The shale industry has historically been heavily reliant on loans secured by their oil and gas assets, stoking concern that the turmoil engulfing the banking sector will cut off drillers’ access to credit. Fears of a recession, meanwhile, are weighing on fuel prices and threatened to erode profits after a two-year bonanza.

But shale explorers have made a strategic shift in recent years from reckless spending and unchecked output growth to strict capital discipline. The new business model could help shield the industry from the fallout of a credit crunch.

“When oil went to $130, we were kind of impressed by the level of discipline the companies held,” Dell said. “As you’ve seen commodities come down, we were pretty impressed by the reaction from operators in terms of being rational and dropping rigs and focusing on profitability.”

Kimmeridge holds stakes in publicly traded oil and gas producers including Civitas Resources Inc. and Chesapeake Energy Corp. It’s also the owner of Titan Exploration LLC in Wyoming.

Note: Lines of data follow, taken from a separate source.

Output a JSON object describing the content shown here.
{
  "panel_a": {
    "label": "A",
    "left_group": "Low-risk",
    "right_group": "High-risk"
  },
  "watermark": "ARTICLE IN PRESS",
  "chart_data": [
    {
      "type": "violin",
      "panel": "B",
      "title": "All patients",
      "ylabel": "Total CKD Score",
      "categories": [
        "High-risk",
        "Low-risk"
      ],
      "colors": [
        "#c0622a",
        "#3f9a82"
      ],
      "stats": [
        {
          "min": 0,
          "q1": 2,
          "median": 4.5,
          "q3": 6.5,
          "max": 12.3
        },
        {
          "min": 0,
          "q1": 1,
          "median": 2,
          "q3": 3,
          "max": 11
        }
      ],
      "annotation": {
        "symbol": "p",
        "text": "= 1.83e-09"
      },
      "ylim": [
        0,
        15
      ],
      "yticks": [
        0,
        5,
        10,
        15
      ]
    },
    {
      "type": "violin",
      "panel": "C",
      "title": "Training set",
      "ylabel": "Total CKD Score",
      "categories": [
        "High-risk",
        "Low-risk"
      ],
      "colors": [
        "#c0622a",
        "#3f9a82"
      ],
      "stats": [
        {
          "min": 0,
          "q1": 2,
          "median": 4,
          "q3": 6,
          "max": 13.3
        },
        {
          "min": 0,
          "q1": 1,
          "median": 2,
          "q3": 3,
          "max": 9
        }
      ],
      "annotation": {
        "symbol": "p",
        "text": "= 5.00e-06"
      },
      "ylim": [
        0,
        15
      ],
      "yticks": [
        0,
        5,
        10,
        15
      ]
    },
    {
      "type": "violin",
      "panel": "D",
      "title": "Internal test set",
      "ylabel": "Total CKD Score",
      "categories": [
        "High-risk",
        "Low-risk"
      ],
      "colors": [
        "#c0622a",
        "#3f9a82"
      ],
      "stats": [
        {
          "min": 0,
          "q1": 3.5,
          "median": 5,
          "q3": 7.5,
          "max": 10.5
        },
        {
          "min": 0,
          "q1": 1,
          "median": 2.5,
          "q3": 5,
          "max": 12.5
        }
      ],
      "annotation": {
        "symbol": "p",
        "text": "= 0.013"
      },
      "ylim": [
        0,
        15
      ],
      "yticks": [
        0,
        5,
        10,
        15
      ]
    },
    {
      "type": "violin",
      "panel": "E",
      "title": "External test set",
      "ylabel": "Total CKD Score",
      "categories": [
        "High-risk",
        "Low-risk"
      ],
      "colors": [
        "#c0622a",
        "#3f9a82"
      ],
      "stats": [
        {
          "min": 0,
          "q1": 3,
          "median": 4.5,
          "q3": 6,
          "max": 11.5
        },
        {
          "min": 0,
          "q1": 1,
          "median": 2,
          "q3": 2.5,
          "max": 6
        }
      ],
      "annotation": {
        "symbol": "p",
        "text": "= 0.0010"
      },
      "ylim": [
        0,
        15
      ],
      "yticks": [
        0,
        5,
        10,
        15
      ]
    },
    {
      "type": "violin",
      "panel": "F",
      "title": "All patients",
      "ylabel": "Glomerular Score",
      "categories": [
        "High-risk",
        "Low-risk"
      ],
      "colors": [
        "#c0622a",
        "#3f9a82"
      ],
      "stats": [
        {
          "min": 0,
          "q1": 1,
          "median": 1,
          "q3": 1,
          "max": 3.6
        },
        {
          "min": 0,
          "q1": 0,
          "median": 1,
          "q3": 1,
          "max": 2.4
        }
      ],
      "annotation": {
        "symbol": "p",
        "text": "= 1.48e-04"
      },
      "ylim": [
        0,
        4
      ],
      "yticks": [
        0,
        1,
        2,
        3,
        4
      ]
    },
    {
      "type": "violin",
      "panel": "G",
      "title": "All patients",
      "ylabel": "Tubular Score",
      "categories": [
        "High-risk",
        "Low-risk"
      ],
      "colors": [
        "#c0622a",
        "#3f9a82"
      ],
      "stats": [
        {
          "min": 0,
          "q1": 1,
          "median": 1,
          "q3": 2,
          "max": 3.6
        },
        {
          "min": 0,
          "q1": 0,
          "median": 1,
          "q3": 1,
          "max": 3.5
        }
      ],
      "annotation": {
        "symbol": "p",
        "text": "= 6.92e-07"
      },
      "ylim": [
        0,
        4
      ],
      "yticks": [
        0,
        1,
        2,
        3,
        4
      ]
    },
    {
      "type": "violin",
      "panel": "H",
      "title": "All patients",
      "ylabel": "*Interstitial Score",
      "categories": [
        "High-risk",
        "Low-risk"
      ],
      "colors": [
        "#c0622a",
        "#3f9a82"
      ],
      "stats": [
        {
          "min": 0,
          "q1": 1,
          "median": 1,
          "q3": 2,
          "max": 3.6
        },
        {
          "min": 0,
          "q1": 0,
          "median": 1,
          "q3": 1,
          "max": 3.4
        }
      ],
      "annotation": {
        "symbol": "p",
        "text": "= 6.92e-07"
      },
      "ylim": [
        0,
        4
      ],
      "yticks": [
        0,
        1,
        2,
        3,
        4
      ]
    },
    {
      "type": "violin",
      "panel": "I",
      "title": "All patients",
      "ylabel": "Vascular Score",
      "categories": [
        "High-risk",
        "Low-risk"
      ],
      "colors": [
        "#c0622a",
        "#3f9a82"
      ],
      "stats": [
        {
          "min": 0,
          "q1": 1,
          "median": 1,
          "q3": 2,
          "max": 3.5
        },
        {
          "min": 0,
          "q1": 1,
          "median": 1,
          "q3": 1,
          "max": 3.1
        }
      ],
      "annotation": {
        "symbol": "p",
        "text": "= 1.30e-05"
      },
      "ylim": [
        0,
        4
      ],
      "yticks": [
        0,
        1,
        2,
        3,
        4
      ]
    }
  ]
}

Dell, who was an exploration geologist and geophysicist at BP Plc before founding Kimmeridge in 2012, expects oil from US shale to grow by less than 250,000 barrels this year. That’s down by about 100,000 barrels from the level he would have predicted a few months ago, he said.

Record costs from a shortage of labor and supply-chain snarls are contributing to a slowdown in production growth from the US shale patch. Explorers are also running out of top—tier acreage. In recent weeks, some of the biggest US oil companies have reaffirmed plans to keep growth low this year.

“If you grow, you accelerate your inventory problem,” Dell said. “Until capital comes into the space, until multiples expand, there’s actually no real incentive to grow.”